Gelap malam menyelimuti daratan ketika suara genderang perang menggema dari kejauhan.
Dari utara, timur, dan barat, pasukan besar bergerak.
Aliansi kerajaan telah mengerahkan ribuan prajurit, penyihir, bahkan pembunuh bayaran terkuat mereka—semuanya untuk satu misi: menangkap atau menghancurkan Arvin.
---
Arvin berdiri di puncak bukit batu, jubahnya berkibar diterpa angin malam. Di bawahnya, obor-obor pasukan musuh membentuk garis panjang, membelah hutan, mendekat ke arah persembunyiannya.
Mara datang tergesa-gesa. "Arvin!
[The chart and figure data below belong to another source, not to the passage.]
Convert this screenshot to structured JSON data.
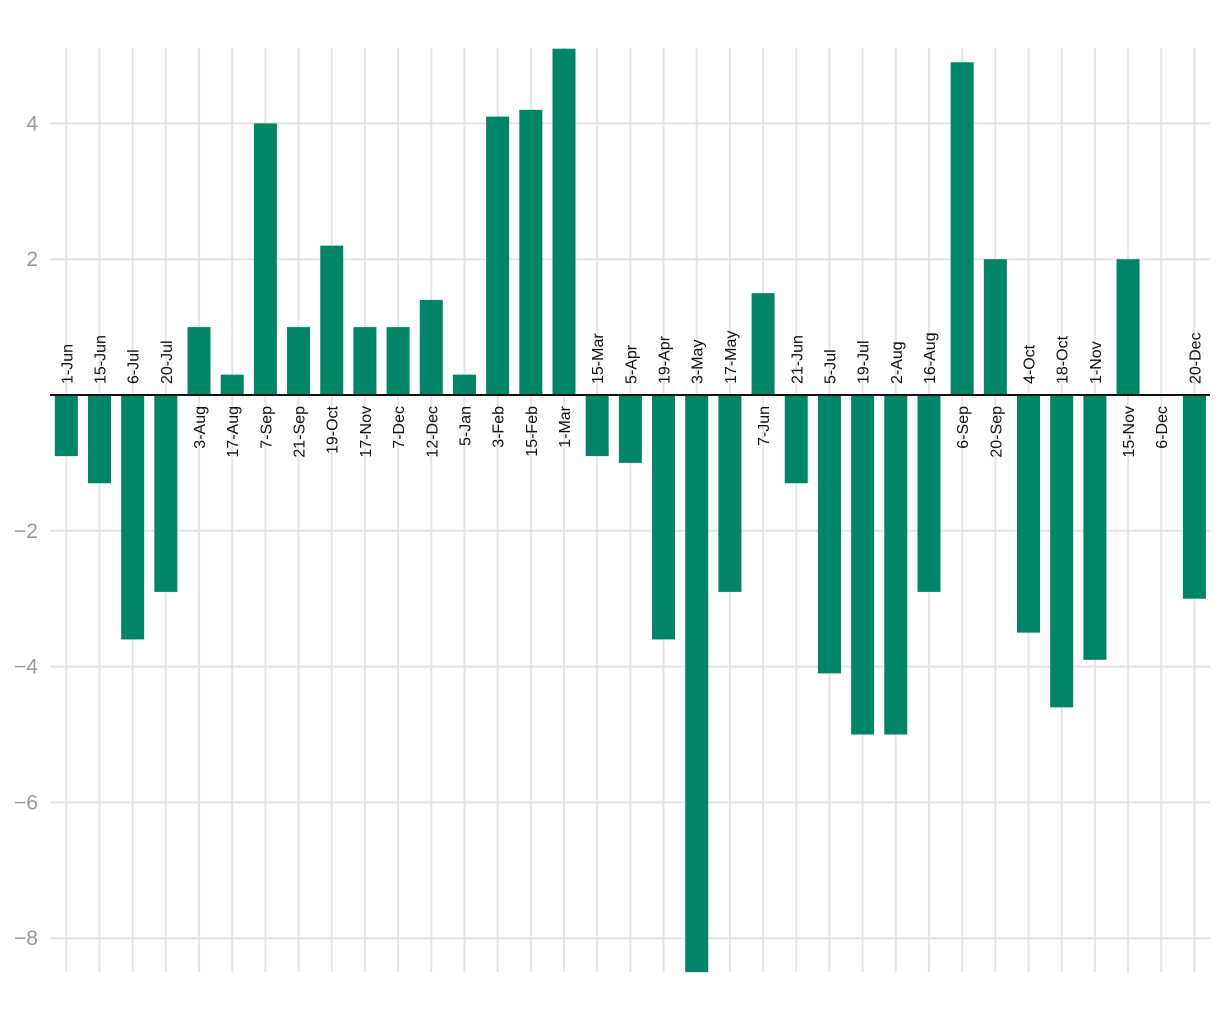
{
  "chart_data": {
    "type": "bar",
    "title": "",
    "xlabel": "",
    "ylabel": "",
    "ylim": [
      -8.5,
      5.1
    ],
    "yticks": [
      4,
      2,
      -2,
      -4,
      -6,
      -8
    ],
    "ytick_labels": [
      "4",
      "2",
      "−2",
      "−4",
      "−6",
      "−8"
    ],
    "bar_color": "#008566",
    "grid_color": "#e5e5e5",
    "axis_color": "#111111",
    "categories": [
      "1-Jun",
      "15-Jun",
      "6-Jul",
      "20-Jul",
      "3-Aug",
      "17-Aug",
      "7-Sep",
      "21-Sep",
      "19-Oct",
      "17-Nov",
      "7-Dec",
      "12-Dec",
      "5-Jan",
      "3-Feb",
      "15-Feb",
      "1-Mar",
      "15-Mar",
      "5-Apr",
      "19-Apr",
      "3-May",
      "17-May",
      "7-Jun",
      "21-Jun",
      "5-Jul",
      "19-Jul",
      "2-Aug",
      "16-Aug",
      "6-Sep",
      "20-Sep",
      "4-Oct",
      "18-Oct",
      "1-Nov",
      "15-Nov",
      "6-Dec",
      "20-Dec"
    ],
    "values": [
      -0.9,
      -1.3,
      -3.6,
      -2.9,
      1.0,
      0.3,
      4.0,
      1.0,
      2.2,
      1.0,
      1.0,
      1.4,
      0.3,
      4.1,
      4.2,
      5.1,
      -0.9,
      -1.0,
      -3.6,
      -8.5,
      -2.9,
      1.5,
      -1.3,
      -4.1,
      -5.0,
      -5.0,
      -2.9,
      4.9,
      2.0,
      -3.5,
      -4.6,
      -3.9,
      2.0,
      0.0,
      -3.0
    ]
  }
}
Mereka akan mengepung kita dari tiga arah! Kita harus pergi!"
Arvin menggeleng perlahan. Tatapannya kosong, tapi aura di sekelilingnya begitu padat dan berat hingga udara sendiri terasa membeku.
"Aku sudah cukup lama bersembunyi," katanya pelan. "Malam ini... aku akan menunjukkan pada mereka bahwa aku bukan mangsa."
Eldric, yang berdiri tidak jauh, berkata lirih, "Ini... akan menjadi perang satu orang melawan seluruh dunia."
Arvin hanya tersenyum tipis. "Biarkan dunia merasakan apa artinya menantang seseorang yang telah kehilangan segalanya."
---
Pasukan pertama datang dari timur—panah api menghujani langit.
Arvin mengangkat pedangnya. Dengan satu tebasan kuat, sebuah dinding es raksasa muncul dari tanah, membekukan seluruh panah yang meluncur.
Prajurit yang melihatnya mundur ketakutan, namun komandan mereka berteriak, "Terus maju! Dia sendirian!"
Pasukan berlari, tapi Arvin melangkah maju sendiri, tubuhnya diselimuti kabut es yang menari liar.
Satu ayunan pedangnya menghantam tanah—menciptakan gelombang es yang membekukan puluhan prajurit sekaligus.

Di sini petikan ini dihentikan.